Iniziato all'Università del Queensland (Australia) nel 1927, il processo di gocciolamento dell'asfalto è ampiamente noto come l'esperimento di laboratorio più longevo al mondo . All'epoca, il fisico Thomas Parnell si propose di dimostrare ciò che inizialmente sembrava impossibile: che una sostanza che appare solida potesse comportarsi come un liquido.
Il materiale utilizzato nell'esperimento era l'asfalto, una sostanza nera e catramosa impiegata principalmente come legante nella costruzione di strade, nell'impermeabilizzazione e nella produzione di materiali industriali. A temperatura ambiente, si solidifica come un solido, può essere martellato e si sbriciola facilmente come il vetro. Tuttavia, scientificamente parlando, l'asfalto non è un vero solido, bensì un liquido altamente viscoso, il che significa che può scorrere, seppur molto lentamente.
Secondo LiveScience , l'asfalto sfida la nozione convenzionale di solidi e liquidi. In genere, un materiale viene giudicato in base al suo aspetto nel tempo. Qualcosa che non si muove viene definito solido, e viceversa. Tuttavia, alcune sostanze si comportano in modo imprevedibile, al di là della pazienza umana, e l'asfalto dimostra che alcune sostanze apparentemente solide possono comunque fluire se viene concesso loro tempo sufficiente.
Secondo l'Università del Queensland, l'asfalto è il liquido più denso conosciuto dall'umanità. Il Guinness dei primati lo riconosce come avente una viscosità circa 100 miliardi di volte superiore a quella dell'acqua.

Nel 1927, Parnell riscaldò l'asfalto e lo versò in un imbuto di vetro, lasciandolo poi decantare per diversi anni. Nel 1930, il gambo dell'imbuto fu tagliato per la prima volta per permettere all'asfalto di iniziare a scorrere verso il basso.
In sostanza, l'esperimento consiste nell'attendere che gocce di asfalto cadano lentamente da un imbuto in una tazza di vetro sottostante, ed è proprio questo che ha reso famoso l'esperimento. Per decenni, nessuno ha mai visto direttamente le gocce cadere.

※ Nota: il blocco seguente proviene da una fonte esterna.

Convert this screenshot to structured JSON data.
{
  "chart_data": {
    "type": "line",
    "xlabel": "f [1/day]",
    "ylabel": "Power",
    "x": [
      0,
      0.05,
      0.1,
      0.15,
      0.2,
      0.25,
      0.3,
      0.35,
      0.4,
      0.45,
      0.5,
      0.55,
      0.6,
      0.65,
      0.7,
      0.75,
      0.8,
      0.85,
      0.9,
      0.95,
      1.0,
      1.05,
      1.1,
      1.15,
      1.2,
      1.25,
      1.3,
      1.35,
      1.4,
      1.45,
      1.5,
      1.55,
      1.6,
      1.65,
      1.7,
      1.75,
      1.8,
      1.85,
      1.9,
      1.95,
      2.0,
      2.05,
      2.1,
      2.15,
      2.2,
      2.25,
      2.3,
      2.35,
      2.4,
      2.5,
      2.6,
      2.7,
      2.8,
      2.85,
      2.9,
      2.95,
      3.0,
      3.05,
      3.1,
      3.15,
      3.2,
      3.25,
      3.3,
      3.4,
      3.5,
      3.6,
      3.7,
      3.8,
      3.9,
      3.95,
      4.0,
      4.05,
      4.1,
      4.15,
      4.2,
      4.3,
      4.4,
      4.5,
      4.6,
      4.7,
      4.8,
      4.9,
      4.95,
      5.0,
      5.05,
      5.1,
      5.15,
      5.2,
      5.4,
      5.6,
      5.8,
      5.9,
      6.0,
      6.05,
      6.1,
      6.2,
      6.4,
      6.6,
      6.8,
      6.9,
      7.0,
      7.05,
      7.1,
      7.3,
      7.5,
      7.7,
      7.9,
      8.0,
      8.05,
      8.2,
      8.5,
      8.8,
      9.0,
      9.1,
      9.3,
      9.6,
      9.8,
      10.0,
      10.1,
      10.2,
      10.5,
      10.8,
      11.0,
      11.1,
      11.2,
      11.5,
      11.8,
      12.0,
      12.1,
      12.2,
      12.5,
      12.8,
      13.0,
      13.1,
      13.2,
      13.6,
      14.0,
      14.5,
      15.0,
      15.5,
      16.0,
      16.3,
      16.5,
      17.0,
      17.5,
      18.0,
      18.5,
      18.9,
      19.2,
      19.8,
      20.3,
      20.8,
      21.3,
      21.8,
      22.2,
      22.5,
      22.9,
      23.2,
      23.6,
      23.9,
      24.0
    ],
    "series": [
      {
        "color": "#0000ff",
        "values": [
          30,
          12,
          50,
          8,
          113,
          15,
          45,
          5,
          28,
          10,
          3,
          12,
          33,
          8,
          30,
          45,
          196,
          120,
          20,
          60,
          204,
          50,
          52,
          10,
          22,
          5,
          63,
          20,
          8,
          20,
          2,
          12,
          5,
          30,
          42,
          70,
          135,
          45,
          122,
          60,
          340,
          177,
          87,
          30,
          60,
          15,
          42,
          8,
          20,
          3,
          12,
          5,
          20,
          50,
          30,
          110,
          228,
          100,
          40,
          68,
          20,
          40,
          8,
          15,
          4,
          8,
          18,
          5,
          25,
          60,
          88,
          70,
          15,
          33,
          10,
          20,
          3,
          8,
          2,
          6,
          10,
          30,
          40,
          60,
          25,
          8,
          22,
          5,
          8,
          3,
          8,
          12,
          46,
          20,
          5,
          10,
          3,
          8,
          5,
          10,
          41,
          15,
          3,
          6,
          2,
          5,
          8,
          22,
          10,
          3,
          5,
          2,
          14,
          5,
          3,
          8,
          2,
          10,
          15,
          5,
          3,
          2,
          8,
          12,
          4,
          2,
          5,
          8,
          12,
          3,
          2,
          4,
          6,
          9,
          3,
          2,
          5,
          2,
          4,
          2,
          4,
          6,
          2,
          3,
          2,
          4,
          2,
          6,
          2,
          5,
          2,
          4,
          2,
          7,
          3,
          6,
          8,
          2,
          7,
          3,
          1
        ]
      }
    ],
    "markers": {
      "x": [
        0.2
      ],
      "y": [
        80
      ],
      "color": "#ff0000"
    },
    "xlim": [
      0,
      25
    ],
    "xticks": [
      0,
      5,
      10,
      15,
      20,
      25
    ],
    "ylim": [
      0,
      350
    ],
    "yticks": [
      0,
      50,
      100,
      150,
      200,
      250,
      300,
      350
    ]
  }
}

In quasi 100 anni si sono verificate in totale nove gocce, l'ottava nel 2000 e la nona nel 2014. Parlando alla CNN nel 2013, il professor John Mainstone, lo scienziato responsabile della ricerca dal 1961, ha affermato di controllare solitamente dalle cinque alle sei volte al giorno, anche tramite computer. Nel 1979, si perse il momento cruciale perché era domenica. Anche nel 1988 lo perse per soli cinque minuti, uscendo a prendere qualcosa da bere. Pensava di aver ripreso la goccia del 2000 con una telecamera, ma un errore tecnico fece sì che tutto andasse perso.
"Abbiamo fallito di nuovo", disse Mainstone all'epoca.
Nel 2013, morì prima di poter assistere alla caduta della nona goccia. La responsabilità dell'esperimento fu quindi affidata al professore di fisica Andrew White.
Attualmente, l'esperimento viene trasmesso in diretta streaming tramite The Tenth Watch, trasformando uno degli esperimenti scientifici più lenti in un evento atteso a livello globale. La decima goccia si è chiaramente formata, ma IFLScience afferma che non è ancora possibile prevedere il momento esatto del suo arrivo, che potrebbe avvenire quest'anno o il prossimo, poiché la sua velocità dipende dalla temperatura ambiente.
Secondo Interesting Engineering , l'esperimento che ha attirato l'attenzione non è stata la sua complessità tecnologica. In realtà, era molto semplice: asfalto, un imbuto, un bicchiere e del tempo.
"Ma è proprio questa semplicità a renderlo efficace", commentava la pagina. "Rende tangibile un'idea astratta; trasforma la 'viscosità' da termine accademico in qualcosa che tutti possono capire: una goccia impiega anni a cadere; e dimostra anche che la natura non sempre opera al ritmo che gli esseri umani si aspettano."